BROOKSVILLE — Illustrating the need for a new emergency radio system was as simple as putting the televisions and cell phones of 15 years ago side by side with the ones of today.
County commissioners this week got their first look at plans in the works for a five-year, $16 million radio upgrade to serve as the conduit of Hernando County's law enforcement, fire, emergency medical services and numerous other county public service outlets.
The "next generation of radio system'' is a system called Project 25, Sheriff's Office bureau chief Bill Kicklighter told commissioners. The system's most important feature is that as it becomes the standard for agencies across the state, it allows smoother communications.
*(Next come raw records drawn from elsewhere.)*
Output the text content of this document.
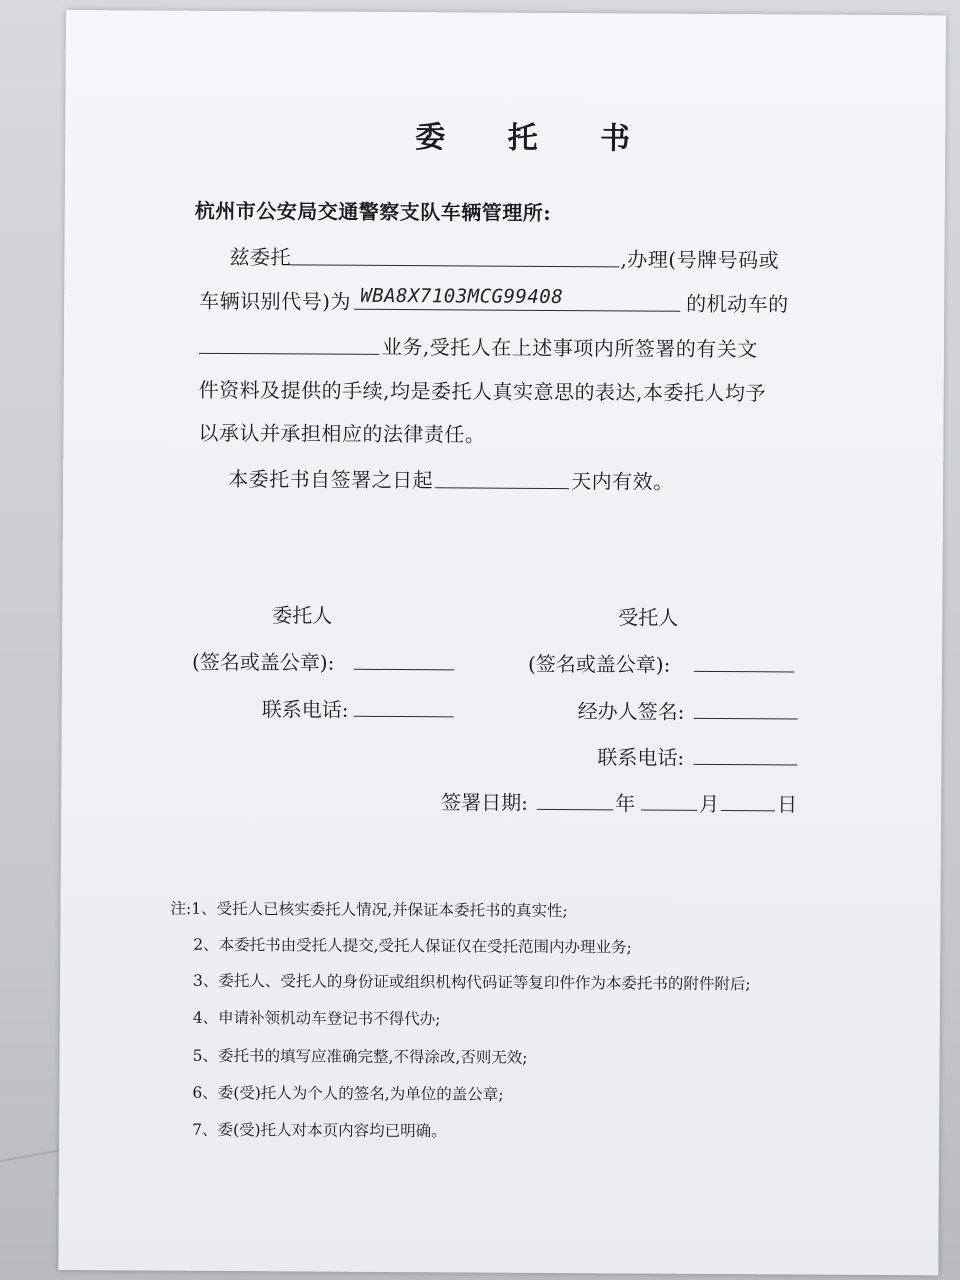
委 托 书
杭州市公安局交通警察支队车辆管理所:
兹委托	,办理(号牌号码或
车辆识别代号)为 WBA8X7103MCG99408	的机动车的
业务,受托人在上述事项内所签署的有关文
件资料及提供的手续,均是委托人真实意思的表达,本委托人均予
以承认并承担相应的法律责任。
本委托书自签署之日起	天内有效。
委托人
(签名或盖公章):
联系电话:
受托人
(签名或盖公章):
经办人签名:
联系电话:
签署日期:	年	月	日
注:1、受托人已核实委托人情况,并保证本委托书的真实性;
2、本委托书由受托人提交,受托人保证仅在受托范围内办理业务;
3、委托人、受托人的身份证或组织机构代码证等复印件作为本委托书的附件附后;
4、申请补领机动车登记书不得代办;
5、委托书的填写应准确完整,不得涂改,否则无效;
6、委(受)托人为个人的签名,为单位的盖公章;
7、委(受)托人对本页内容均已明确。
That means if an emergency happens in another county and Hernando officials go to help, they will be able to use their radios to communicate with the other agencies.
Funding for the radio will be sought through a variety of public safety organizations and governmental grants, Kicklighter said.
He acknowledged that it was difficult to talk about such a major capital expense at a time when tax revenues are down and budgets are tight but he said such a purchase has to be planned ahead and done over time.
Since the existing system is already showing some failures and will show more over time, "We'd be remiss if we didn't come forward.''
County Administrator David Hamilton told commissioners that such projects will be brought forward later this year as the commission considers its capital project budget for 2011.
Kicklighter told some of the history of the county's radio network beginning with the first 800 megahertz unshared radio system established in 1985. He spoke about the various components of the current system and how some elements have gotten so old that repairs and replacements have become challenging.
"Our radio system is outdated,'' he said.
The benefit of the system under consideration is that replacement of pieces of the system can happen one step at a time. "Project 25 allows us to begin piecing in the new stuff'' rather than replacing everything at once, Kicklighter said.
Hernando has been talking with officials in Pasco, Citrus and Sumter counties about a regional upgrade and Project 25 radios are already being put in place in Citrus County.
In addition to better communication between agencies, the system also allows various enhanced and expanded services including a larger bandwidth for transmitting photos and reports, text messaging capabilities and encryption of radio transmissions for operations that agencies don't want broadcast to the public, he explained.